The projects will also include construction of a new low-rise structure north of Soda Hall, seismic reinforcement of the Naval Architecture Building, and removal of recreational facilities at the top of the Lower Hearst Parking Structure to make way for more parking. 

The DEIR finds significant “unavoidable” impacts – construction noise and loss of recreation facilities – that will result from the approximately 325,000 square feet of developed space that NEQSS projects will create.  

The Draft EIR is available at the UC Berkeley Physical and Environmental Planning Office in Room 300, 1936 University Avenue, or at the Berkeley Public Library downtown branch at 2121 Allston Way.  

James Joyce Conference and Festival begins July 2 

 

The weeklong 2001 James Joyce Conference and Festival will officially begin at 9 a.m. on July 2.  

This year’s event is sponsored by the UC Berkeley English Department and the Irish Arts Foundation, and takes place primarily at UC Berkeley’s Clark Kerr campus. James Joyce conferences have occurred around the world annually since 1962, making them the longest running academic conferences devoted to a single author.  

Joyce’s works (Ulysses, Finnegans Wake, A Portrait of the Artist as a Young Man, Dubliners) have an international following of readers who claim his writing is life-transforming, according to a UC Berkeley Department of English press release. The conference theme this year is “Extreme Joyce/Reading on the Edge” and will explore Joyce’s revolutionary literary style and the ways in which it challenges readers. 

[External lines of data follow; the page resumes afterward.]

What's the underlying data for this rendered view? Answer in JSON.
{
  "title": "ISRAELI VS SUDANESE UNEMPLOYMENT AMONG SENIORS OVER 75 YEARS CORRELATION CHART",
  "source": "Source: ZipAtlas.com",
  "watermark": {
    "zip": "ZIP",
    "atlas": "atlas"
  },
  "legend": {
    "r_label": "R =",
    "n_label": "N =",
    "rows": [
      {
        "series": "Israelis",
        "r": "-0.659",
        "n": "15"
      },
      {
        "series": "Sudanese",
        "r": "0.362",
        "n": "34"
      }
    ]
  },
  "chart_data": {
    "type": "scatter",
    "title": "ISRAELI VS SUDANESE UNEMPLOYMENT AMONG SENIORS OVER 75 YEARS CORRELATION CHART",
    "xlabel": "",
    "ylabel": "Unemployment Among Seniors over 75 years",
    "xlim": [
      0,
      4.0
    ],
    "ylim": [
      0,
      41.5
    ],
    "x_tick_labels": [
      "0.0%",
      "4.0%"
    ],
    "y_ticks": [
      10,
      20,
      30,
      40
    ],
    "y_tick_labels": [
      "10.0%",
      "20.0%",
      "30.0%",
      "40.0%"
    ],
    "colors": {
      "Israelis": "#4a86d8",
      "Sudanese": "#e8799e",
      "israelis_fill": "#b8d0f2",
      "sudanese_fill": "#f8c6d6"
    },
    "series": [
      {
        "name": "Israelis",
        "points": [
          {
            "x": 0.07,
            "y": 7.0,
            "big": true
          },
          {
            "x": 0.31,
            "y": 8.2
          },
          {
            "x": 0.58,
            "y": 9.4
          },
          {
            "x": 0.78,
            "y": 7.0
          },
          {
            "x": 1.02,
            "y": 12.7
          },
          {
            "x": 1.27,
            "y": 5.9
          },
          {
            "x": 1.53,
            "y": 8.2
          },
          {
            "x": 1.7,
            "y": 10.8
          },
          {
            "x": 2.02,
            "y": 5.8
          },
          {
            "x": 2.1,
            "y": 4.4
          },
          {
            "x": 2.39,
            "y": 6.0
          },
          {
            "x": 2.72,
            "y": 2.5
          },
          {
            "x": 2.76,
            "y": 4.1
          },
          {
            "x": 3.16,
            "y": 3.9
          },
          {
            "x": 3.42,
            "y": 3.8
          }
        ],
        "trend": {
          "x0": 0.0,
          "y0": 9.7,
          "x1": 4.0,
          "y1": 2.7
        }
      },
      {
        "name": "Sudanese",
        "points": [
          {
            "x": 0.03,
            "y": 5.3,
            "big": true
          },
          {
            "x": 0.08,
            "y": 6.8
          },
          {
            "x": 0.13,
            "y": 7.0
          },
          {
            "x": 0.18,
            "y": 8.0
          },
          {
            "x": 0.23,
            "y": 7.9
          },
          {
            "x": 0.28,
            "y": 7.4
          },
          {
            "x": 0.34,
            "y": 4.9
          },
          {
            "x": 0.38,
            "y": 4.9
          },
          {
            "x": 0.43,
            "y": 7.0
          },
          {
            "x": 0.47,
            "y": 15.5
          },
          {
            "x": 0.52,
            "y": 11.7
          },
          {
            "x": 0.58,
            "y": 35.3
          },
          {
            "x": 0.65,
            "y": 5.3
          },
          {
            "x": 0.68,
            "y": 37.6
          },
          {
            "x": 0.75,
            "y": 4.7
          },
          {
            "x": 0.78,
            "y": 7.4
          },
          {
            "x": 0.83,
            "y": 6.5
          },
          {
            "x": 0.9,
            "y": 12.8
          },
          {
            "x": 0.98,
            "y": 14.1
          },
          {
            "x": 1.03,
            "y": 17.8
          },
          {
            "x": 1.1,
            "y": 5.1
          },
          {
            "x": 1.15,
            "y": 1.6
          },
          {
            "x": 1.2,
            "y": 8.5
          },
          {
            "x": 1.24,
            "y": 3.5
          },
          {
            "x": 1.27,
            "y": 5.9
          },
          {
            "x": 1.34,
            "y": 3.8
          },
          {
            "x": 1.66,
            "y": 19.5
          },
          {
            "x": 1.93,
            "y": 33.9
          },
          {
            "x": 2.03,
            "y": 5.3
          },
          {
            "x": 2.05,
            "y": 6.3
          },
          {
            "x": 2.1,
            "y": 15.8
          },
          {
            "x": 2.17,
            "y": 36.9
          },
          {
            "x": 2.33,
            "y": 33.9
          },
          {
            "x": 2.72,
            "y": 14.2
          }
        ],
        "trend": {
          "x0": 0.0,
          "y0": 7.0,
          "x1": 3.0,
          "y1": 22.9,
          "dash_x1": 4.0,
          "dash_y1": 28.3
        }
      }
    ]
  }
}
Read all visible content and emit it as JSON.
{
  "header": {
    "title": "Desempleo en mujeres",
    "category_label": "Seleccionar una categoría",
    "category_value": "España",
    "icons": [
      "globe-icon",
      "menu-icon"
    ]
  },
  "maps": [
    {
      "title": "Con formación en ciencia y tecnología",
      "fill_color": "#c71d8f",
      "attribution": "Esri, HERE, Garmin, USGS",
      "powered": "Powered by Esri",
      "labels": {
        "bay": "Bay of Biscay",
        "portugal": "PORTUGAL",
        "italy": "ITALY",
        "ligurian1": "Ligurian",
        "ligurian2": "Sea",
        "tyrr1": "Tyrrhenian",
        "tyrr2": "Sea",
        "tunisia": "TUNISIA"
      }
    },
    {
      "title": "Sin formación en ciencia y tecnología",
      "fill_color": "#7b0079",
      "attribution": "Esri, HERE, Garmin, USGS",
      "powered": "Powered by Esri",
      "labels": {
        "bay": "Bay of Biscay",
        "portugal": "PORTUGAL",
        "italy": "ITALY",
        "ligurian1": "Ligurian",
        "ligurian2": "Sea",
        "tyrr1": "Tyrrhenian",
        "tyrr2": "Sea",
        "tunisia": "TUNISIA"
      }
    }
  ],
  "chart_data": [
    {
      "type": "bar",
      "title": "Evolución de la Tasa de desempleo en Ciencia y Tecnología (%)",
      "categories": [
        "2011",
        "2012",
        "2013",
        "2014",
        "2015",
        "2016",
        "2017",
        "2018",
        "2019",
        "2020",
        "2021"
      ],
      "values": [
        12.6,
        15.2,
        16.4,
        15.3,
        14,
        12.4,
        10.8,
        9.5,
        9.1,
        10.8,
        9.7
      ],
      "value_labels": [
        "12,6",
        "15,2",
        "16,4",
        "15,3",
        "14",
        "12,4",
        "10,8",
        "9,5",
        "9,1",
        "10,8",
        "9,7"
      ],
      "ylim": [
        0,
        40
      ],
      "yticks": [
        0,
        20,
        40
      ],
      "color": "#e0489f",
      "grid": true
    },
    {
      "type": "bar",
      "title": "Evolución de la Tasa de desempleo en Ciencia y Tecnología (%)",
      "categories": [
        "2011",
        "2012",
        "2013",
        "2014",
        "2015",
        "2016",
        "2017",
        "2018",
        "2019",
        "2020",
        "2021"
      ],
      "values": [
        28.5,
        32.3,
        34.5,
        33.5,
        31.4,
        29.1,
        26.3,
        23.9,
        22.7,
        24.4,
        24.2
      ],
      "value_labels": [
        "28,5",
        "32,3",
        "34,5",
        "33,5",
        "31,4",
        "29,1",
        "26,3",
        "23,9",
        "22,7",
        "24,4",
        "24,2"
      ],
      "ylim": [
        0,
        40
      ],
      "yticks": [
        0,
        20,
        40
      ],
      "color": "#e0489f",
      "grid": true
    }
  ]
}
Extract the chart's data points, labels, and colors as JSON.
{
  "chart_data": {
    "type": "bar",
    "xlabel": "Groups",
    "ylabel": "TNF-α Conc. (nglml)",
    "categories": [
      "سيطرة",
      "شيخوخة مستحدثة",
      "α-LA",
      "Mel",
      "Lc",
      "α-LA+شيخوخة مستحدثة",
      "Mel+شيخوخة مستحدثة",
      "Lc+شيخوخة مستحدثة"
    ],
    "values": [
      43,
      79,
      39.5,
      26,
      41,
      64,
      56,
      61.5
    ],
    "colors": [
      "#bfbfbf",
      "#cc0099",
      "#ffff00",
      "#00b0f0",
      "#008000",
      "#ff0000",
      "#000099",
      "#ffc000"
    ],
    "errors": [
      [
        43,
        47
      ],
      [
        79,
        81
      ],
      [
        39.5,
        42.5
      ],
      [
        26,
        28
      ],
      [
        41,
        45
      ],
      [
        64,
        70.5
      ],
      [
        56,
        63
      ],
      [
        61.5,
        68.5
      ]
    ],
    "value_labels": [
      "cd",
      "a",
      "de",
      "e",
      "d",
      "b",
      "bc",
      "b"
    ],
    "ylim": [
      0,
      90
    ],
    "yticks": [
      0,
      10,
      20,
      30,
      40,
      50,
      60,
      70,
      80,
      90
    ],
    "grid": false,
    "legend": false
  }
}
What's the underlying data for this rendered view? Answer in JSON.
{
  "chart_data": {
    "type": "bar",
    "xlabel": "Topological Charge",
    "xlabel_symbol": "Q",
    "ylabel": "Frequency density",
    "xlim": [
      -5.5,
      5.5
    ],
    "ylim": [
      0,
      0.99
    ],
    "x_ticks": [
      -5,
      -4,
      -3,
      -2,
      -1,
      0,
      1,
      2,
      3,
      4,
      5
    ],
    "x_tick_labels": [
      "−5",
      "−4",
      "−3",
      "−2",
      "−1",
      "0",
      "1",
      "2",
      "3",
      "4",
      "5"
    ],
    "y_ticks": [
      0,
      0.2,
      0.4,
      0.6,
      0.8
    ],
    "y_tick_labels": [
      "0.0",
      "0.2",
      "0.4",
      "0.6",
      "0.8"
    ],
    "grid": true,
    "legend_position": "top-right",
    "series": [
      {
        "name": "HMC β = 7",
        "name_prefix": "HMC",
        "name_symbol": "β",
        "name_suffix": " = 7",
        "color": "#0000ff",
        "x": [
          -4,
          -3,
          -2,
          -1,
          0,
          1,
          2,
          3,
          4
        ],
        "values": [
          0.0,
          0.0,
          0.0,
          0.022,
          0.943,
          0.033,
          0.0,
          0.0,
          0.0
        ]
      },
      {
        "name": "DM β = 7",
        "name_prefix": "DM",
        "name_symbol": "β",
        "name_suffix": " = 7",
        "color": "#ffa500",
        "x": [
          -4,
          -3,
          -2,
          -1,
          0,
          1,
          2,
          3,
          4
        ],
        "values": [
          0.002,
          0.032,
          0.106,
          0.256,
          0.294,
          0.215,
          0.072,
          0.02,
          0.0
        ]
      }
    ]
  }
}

The conference and festival provide an opportunity for those who are not familiar with Joyce, or have found his works too difficult or intimidating, to learn more about the author.  

Drop-in panels will take place all day July 2, 3, 5 and 6, with topics ranging from “Ulysses in Overview” to “Geopolitical Joyce: Some Joycean Border-Crossings.” The conference is $25 per day for the general public and $15 per day for students and will take place at 2601 Warring Street. 

The festival portion of the week will begin at 8 p.m. on July 2 with Leopold’s Fancy giving a free performance of Irish music at Beckett’s Irish Pub, 2271 Shattuck Ave.  

On July 3 at 7:30 p.m. dramatic interpretations of Joyce’s work will be performed at the Krutch Theater on the Clark Kerr Campus, also free and open to the public. 

For more information about the conference, call the Irish Arts Foundation at 642-2754. 

 

Berkeley resident  

earns high school award 

 

Adam Stern of Berkeley has received an Excellence Award for academic achievement during his junior year at Hyde School in Bath, Maine. Hyde is a character-based school which emphasizes attitude and effort more highly than aptitude and talent, according to a Hyde School press release. The growing school now includes a campus in Woodstock, Connecticut and the Hyde Leadership Public Charter School in Washington, D.C.